Keeping up with regulations for exhaust emissions: Protecting human health and the environment from vehicle pollution
This project addressed a major source of air pollution. Of particular concern are the fine particles emitted by diesel engine exhausts that are classified by the World Health Organization as carcinogenic to humans, as well as platinum group elements (PGE) and mercury released from cars and industrial processes.

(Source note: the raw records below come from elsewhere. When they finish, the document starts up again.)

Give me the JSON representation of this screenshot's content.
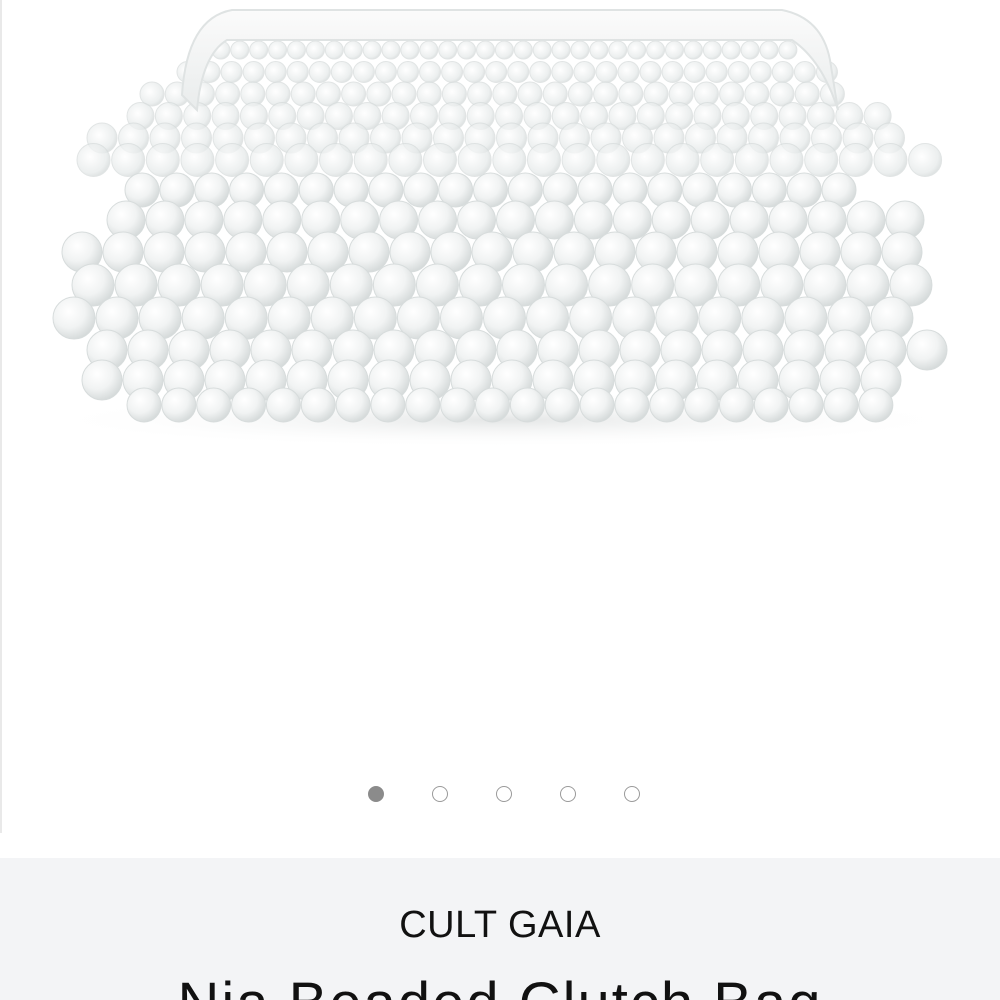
{
  "product": {
    "image_alt": "Nia Beaded Clutch Bag",
    "brand": "CULT GAIA",
    "title": "Nia Beaded Clutch Bag"
  },
  "carousel": {
    "total": 5,
    "active_index": 0
  },
  "colors": {
    "panel_bg": "#f3f4f6",
    "dot_active": "#8b8b8b",
    "dot_border": "#9a9a9a",
    "text": "#111111"
  }
}
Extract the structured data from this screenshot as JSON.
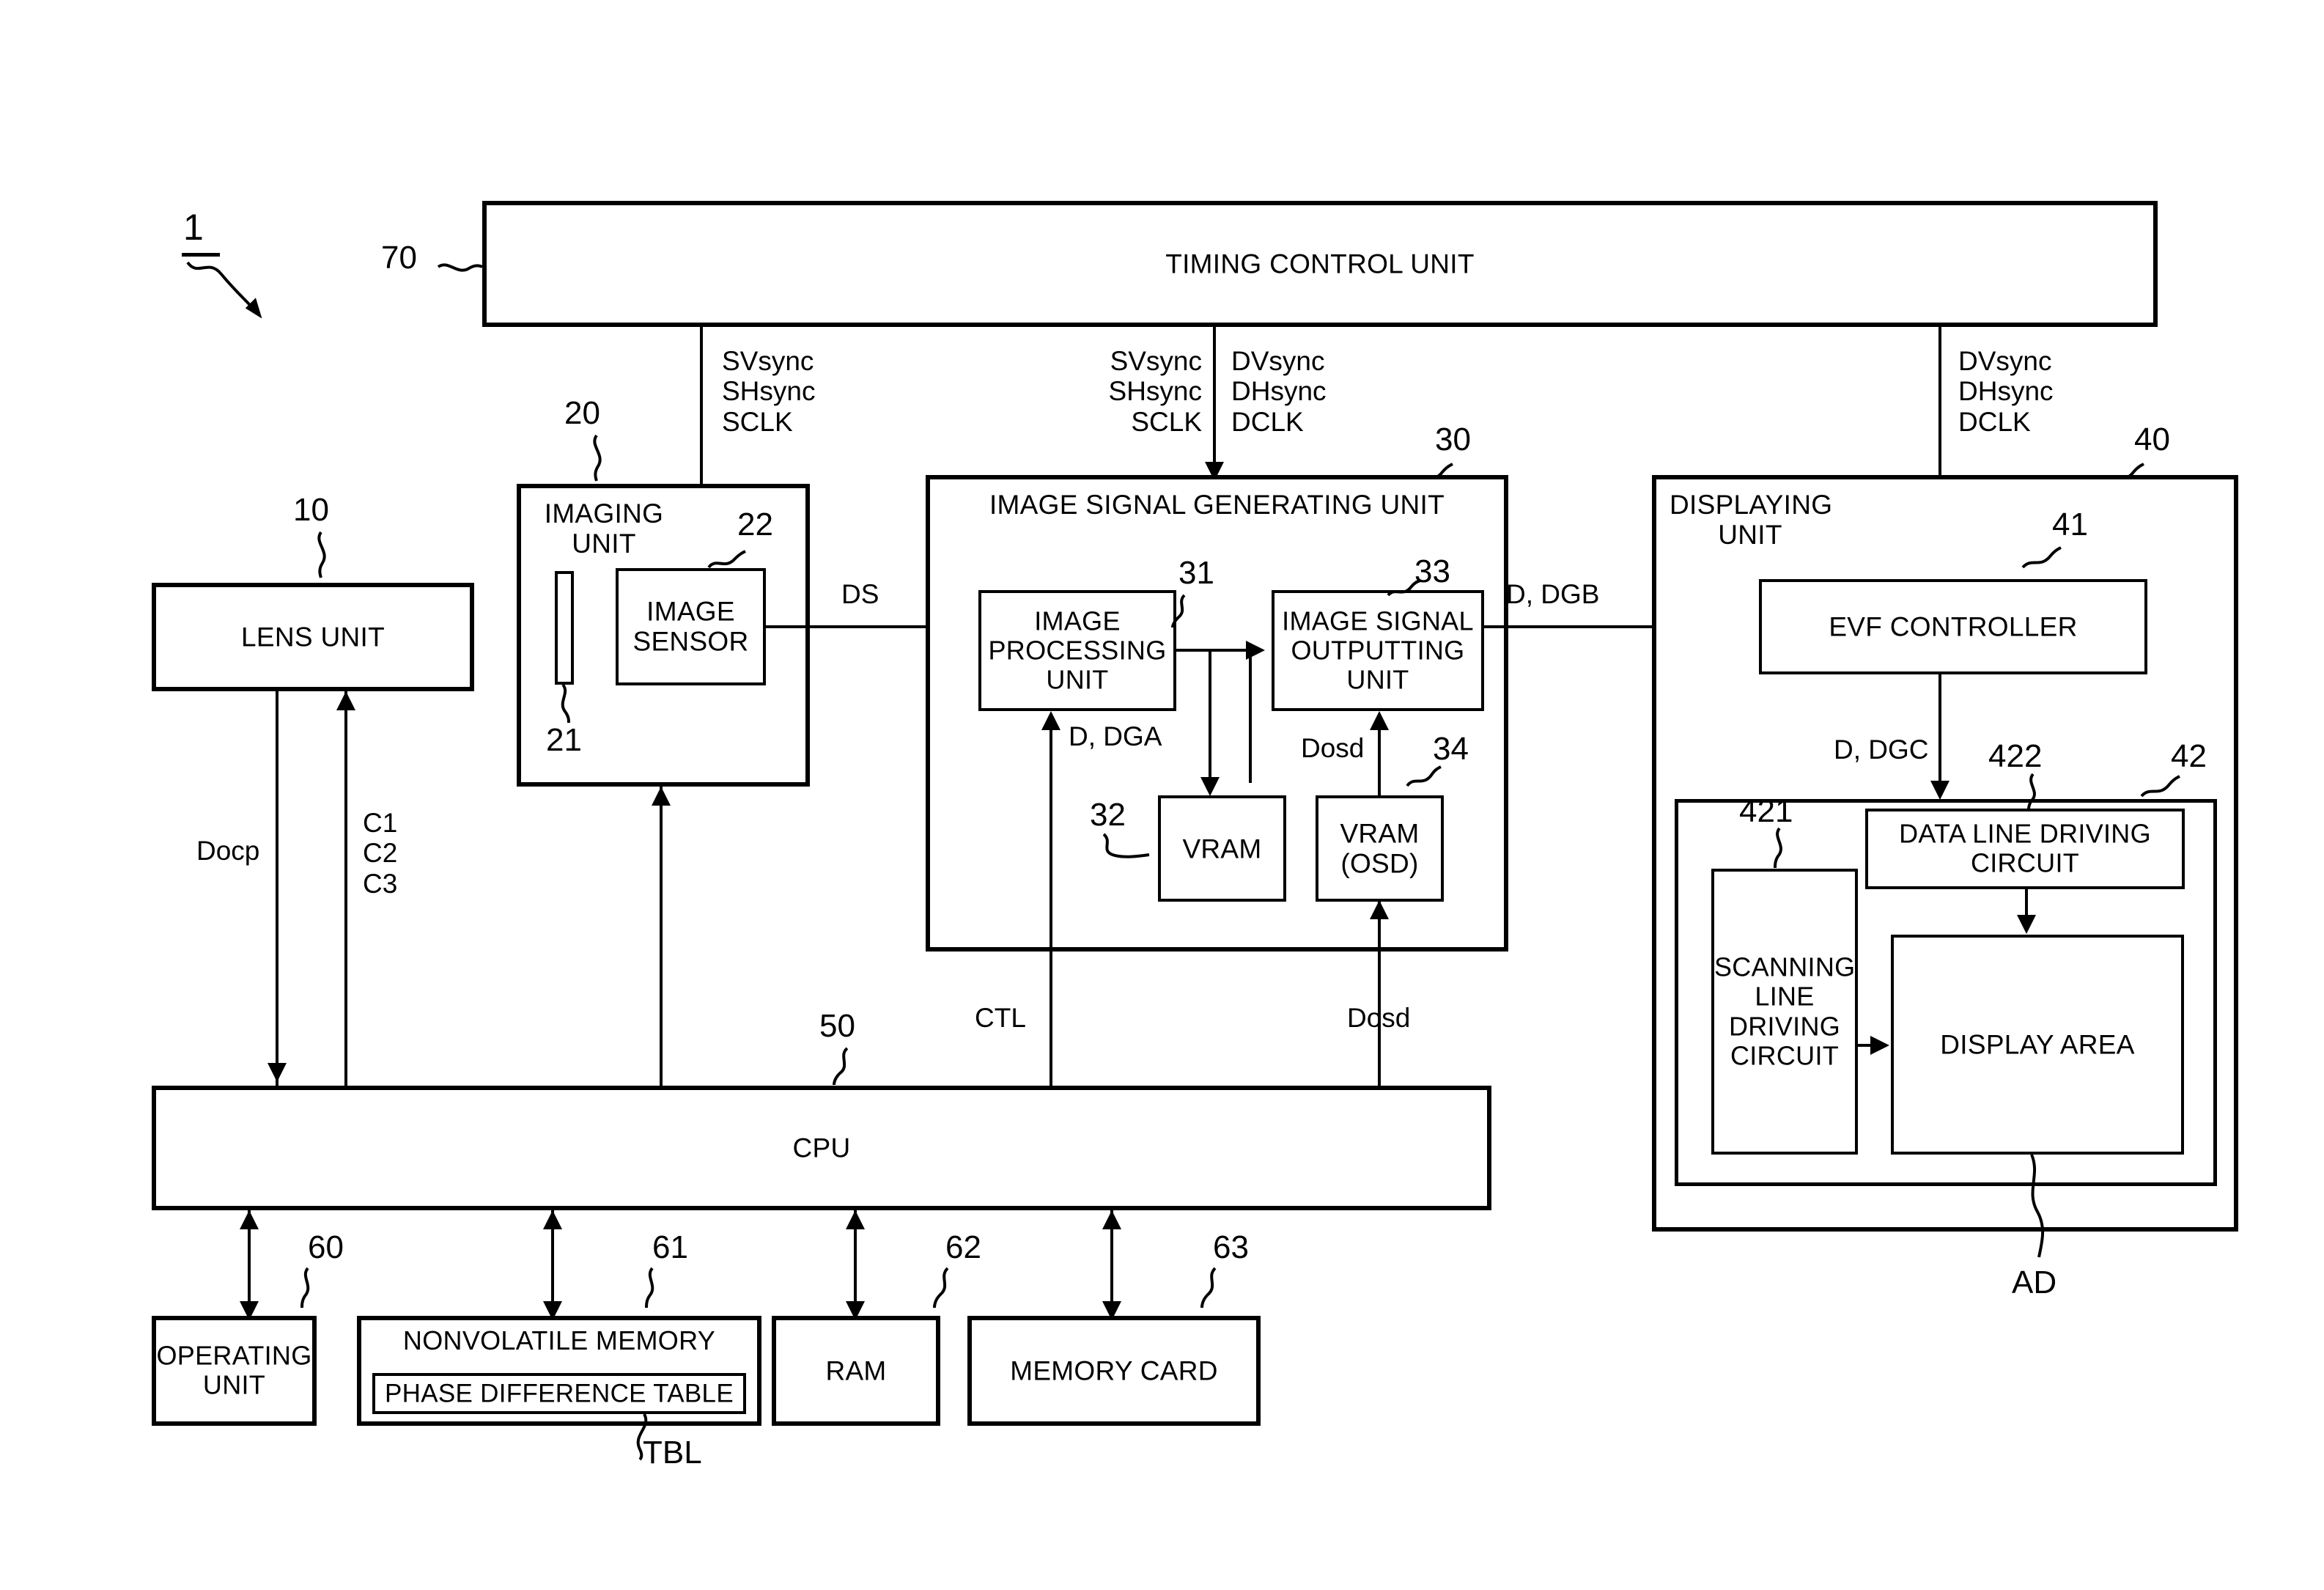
{
  "figure": {
    "assembly_ref": "1",
    "blocks": {
      "timing_control_unit": {
        "ref": "70",
        "label": "TIMING CONTROL UNIT"
      },
      "lens_unit": {
        "ref": "10",
        "label": "LENS UNIT"
      },
      "imaging_unit": {
        "ref": "20",
        "label": "IMAGING\nUNIT"
      },
      "shutter": {
        "ref": "21",
        "label": ""
      },
      "image_sensor": {
        "ref": "22",
        "label": "IMAGE\nSENSOR"
      },
      "image_signal_generating_unit": {
        "ref": "30",
        "label": "IMAGE SIGNAL GENERATING UNIT"
      },
      "image_processing_unit": {
        "ref": "31",
        "label": "IMAGE\nPROCESSING\nUNIT"
      },
      "vram": {
        "ref": "32",
        "label": "VRAM"
      },
      "image_signal_outputting_unit": {
        "ref": "33",
        "label": "IMAGE SIGNAL\nOUTPUTTING\nUNIT"
      },
      "vram_osd": {
        "ref": "34",
        "label": "VRAM\n(OSD)"
      },
      "displaying_unit": {
        "ref": "40",
        "label": "DISPLAYING\nUNIT"
      },
      "evf_controller": {
        "ref": "41",
        "label": "EVF CONTROLLER"
      },
      "display_panel": {
        "ref": "42",
        "label": ""
      },
      "scanning_line_driving_circuit": {
        "ref": "421",
        "label": "SCANNING\nLINE\nDRIVING\nCIRCUIT"
      },
      "data_line_driving_circuit": {
        "ref": "422",
        "label": "DATA LINE\nDRIVING CIRCUIT"
      },
      "display_area": {
        "ref": "AD",
        "label": "DISPLAY AREA"
      },
      "cpu": {
        "ref": "50",
        "label": "CPU"
      },
      "operating_unit": {
        "ref": "60",
        "label": "OPERATING\nUNIT"
      },
      "nonvolatile_memory": {
        "ref": "61",
        "label": "NONVOLATILE MEMORY"
      },
      "phase_difference_table": {
        "ref": "TBL",
        "label": "PHASE DIFFERENCE TABLE"
      },
      "ram": {
        "ref": "62",
        "label": "RAM"
      },
      "memory_card": {
        "ref": "63",
        "label": "MEMORY CARD"
      }
    },
    "signals": {
      "sensor_timing": "SVsync\nSHsync\nSCLK",
      "sensor_timing_2": "SVsync\nSHsync\nSCLK",
      "display_timing": "DVsync\nDHsync\nDCLK",
      "display_timing_2": "DVsync\nDHsync\nDCLK",
      "ds": "DS",
      "d_dga": "D, DGA",
      "d_dgb": "D, DGB",
      "d_dgc": "D, DGC",
      "dosd_inner": "Dosd",
      "dosd_bus": "Dosd",
      "ctl": "CTL",
      "docp": "Docp",
      "c123": "C1\nC2\nC3",
      "ad": "AD"
    }
  }
}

This project provided the underpinning metrology infrastructure and research to better understand and measure, and therefore control, such emissions.
The project developed:
- A new validated aerosol to enable the traceable calibration of condensation particle counting instruments used to measure particulates during the type approval and certification of new automotive engines against European regulation (the Euro 6c regulation).
- A simulated comparison exercise between existing particle emission meters (based on opacity measurements) and novel prototype instruments based on diffusion chargers and optical methods, providing instrument validation at the low particle levels present in Euro 6 compliant diesel vehicle exhausts.
- Improved analysis methods and the associated uncertainties for measurements of small concentrations of PGE present in sample matrices using two mass spectrometry techniques.
- The foundations for an improved SI traceable metrological infrastructure for mercury-in-air measurements (≤15 ng Hg m-3) which is closer to realistic ambient air concentrations (1–2 ng Hg m-3) than was previously possible.
This project is supporting the introduction of effective particulate assessment methods to meet the updated Euro 6c regulation, which will cover type approval of new engines and mandatory periodic testing of diesel engine exhausts in both static and on-road conditions. Methods developed in the project are expected to be incorporated in the UN Particle Measurement Programme documentation (a key reference for the Euro 6 regulation) when it is updated in 2016. The new NMI capabilities are being used by manufacturers of particulate measuring instrumentation to provide traceable measurements and develop products for the new on-road testing requirements.
EMPIR project 14SIP03 Autopart builds on this work.